尾形修一の紫陽花(あじさい)通信

教員免許更新制に反対して2011年3月、都立高教員を退職。教育や政治、映画や本を中心に思うことを発信していきます。

「さよならくちびる」、心に残る音楽映画

2019年06月10日 22時24分16秒 | 映画 (新作日本映画)
 「ハルです」「レオです」、二人合わせて「ハルレオです」と始まるインディーズの女性デュオ「ハルレオ」。しかしハルとレオの仲がしっくりいかなくなり、ハルレオは今度のツァーで解散することになってる。そんな状態でスタートしたコンサート・ツァーを追ってゆく音楽ドキュメンタリー風のロードムーヴィー。しかし、ハルは門脇麦、レオは小松菜奈なんだから、もちろん劇映画である。青春映画の名手、塩田明彦が原案、脚本、監督を務める青春音楽映画の佳作だった。
 
 作中ではハルが作詞、作曲した曲を二人で歌う設定で、門脇麦が一生懸命詞を書き、ギターで曲作りをしている。歌っているのは「ハルレオ」で、吹き替えではない。だけど、さすがに曲まで自作とはいかず、劇中の3曲は本職が作っている。タイトルソングの「さよならくちびる」は秦基博、「誰にだって訳がある」「たちまち嵐」はあいみょんが提供している。コンサートをやって、CDも作ってるんだから、もっと持ち歌が必要だが、見ているときは意識しない。曲と作中人物の思いが交錯し、響き合い、心を打つ。
 (コンサートシーン)
 ローディーを採用することになり、シマ成田凌)が参加する。ローディーというのは、楽器の手配や輸送、コンサート業務やミュージシャンのサポート役を指す業界用語だという。まあ昔はバンドボーイとか付き人とか言ってた仕事。ほぼ以上の三人が車で移動するか、ハルレオのコンサートシーン。最初は浜松、四日市と進むが、実際のロケは他の場所で撮っている。しかし、ラストの盛り上がるコンサートは、函館の金森ホールでロケされている。函館ロケの映画は数多いけど、この映画も忘れられない。

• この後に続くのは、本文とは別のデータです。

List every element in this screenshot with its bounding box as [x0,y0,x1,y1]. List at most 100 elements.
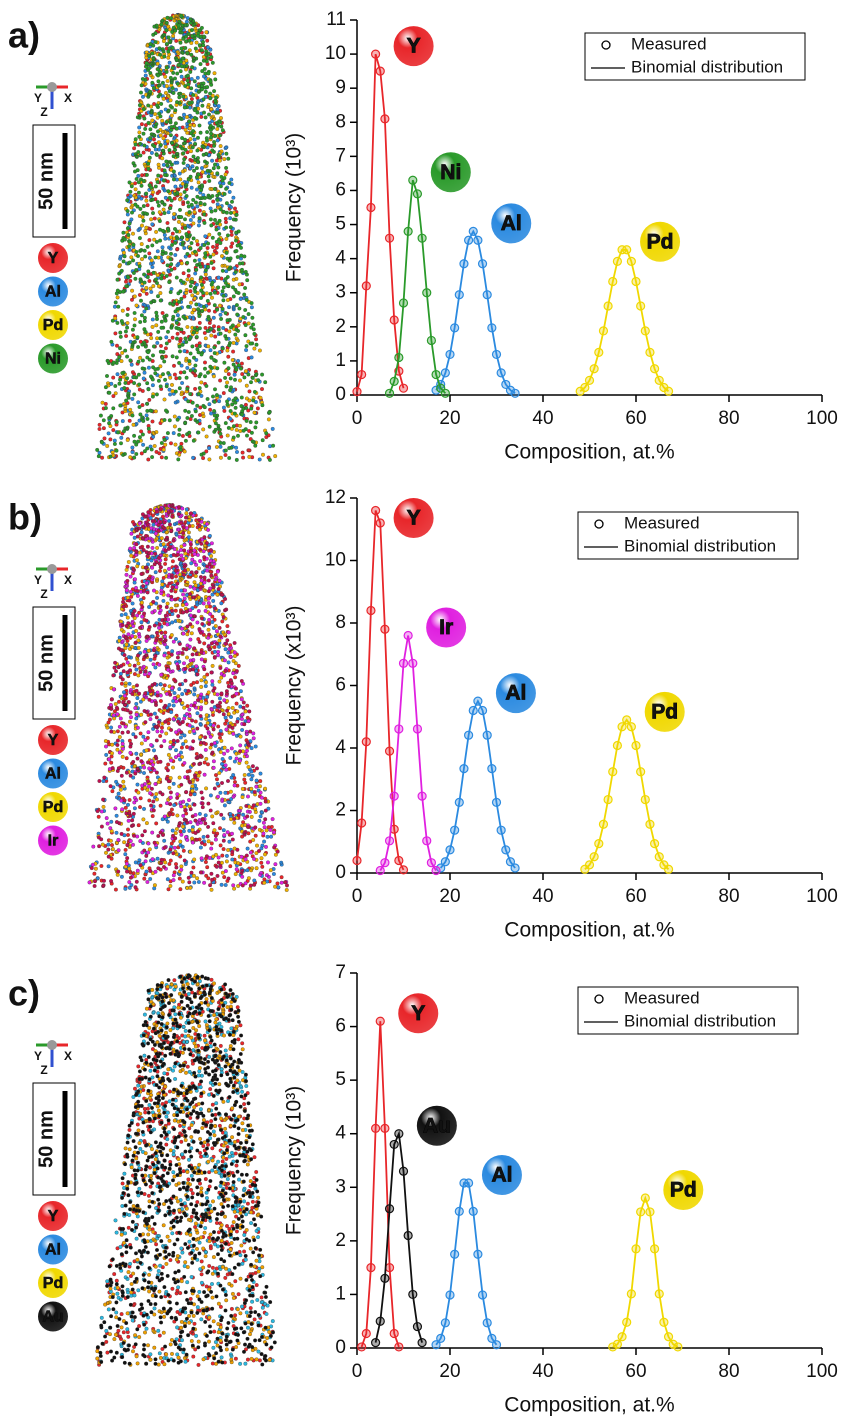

 かつてクリーニング屋で働いていたハルは、新入りで叱られていたレオに、音楽やろうと声をかける。最初はギターも弾けなかったレオは、どんな人生を送ってきたのか。映画は何も語らないが、次第にハルやシマの過去、背負っているものも見えてくる。ともに居場所を求めて悩んだ三人の心が判ってくる。ハルレオが歌う「誰にだって訳がある」が心に刺さる。それゆえにこそ、ハルレオは煮詰まっている。お互いに思いが届かない。ぶっきらぼうな車内のいさかいがイタい。風景も身に沁みる音楽ロードムーヴィーの魅力が詰まった快作だ。

 ロングの印象が強い小松菜奈がこの映画では短い髪が魅力的。この二人が意外に身長差があって、それも面白い。「愛がなんだ」の優柔不断男の印象が残る成田涼だが、この映画でもどうなのよと言いたい感じ。そのグズグズさが持ち味かも。ハルなくして成立しない映画で、門脇麦の存在感が素晴らしい。でも「止められるか、俺たちを」(60年代末の若松プロを描く)の時代じゃないのに、タバコ吸いすぎ。シマもちゃんと注意して欲しいな。ミュージシャンがあんなに喫煙してていい時代じゃない。

 音楽はきだしゅんすけ。撮影は四宮秀俊。脚本、監督の塩田明彦(1961~)は商業的成功作には「黄泉がえり」や「どろろ」があるが、「月光の囁き」「どこまでもいこう」の初期昨や「害虫」「カナリア」のようなシビアな作品まで、青春映画の印象が強い。そんな中でも「さよならくちびる」は大衆性と作家性を兼ね備えた魅力的な感動作になっている。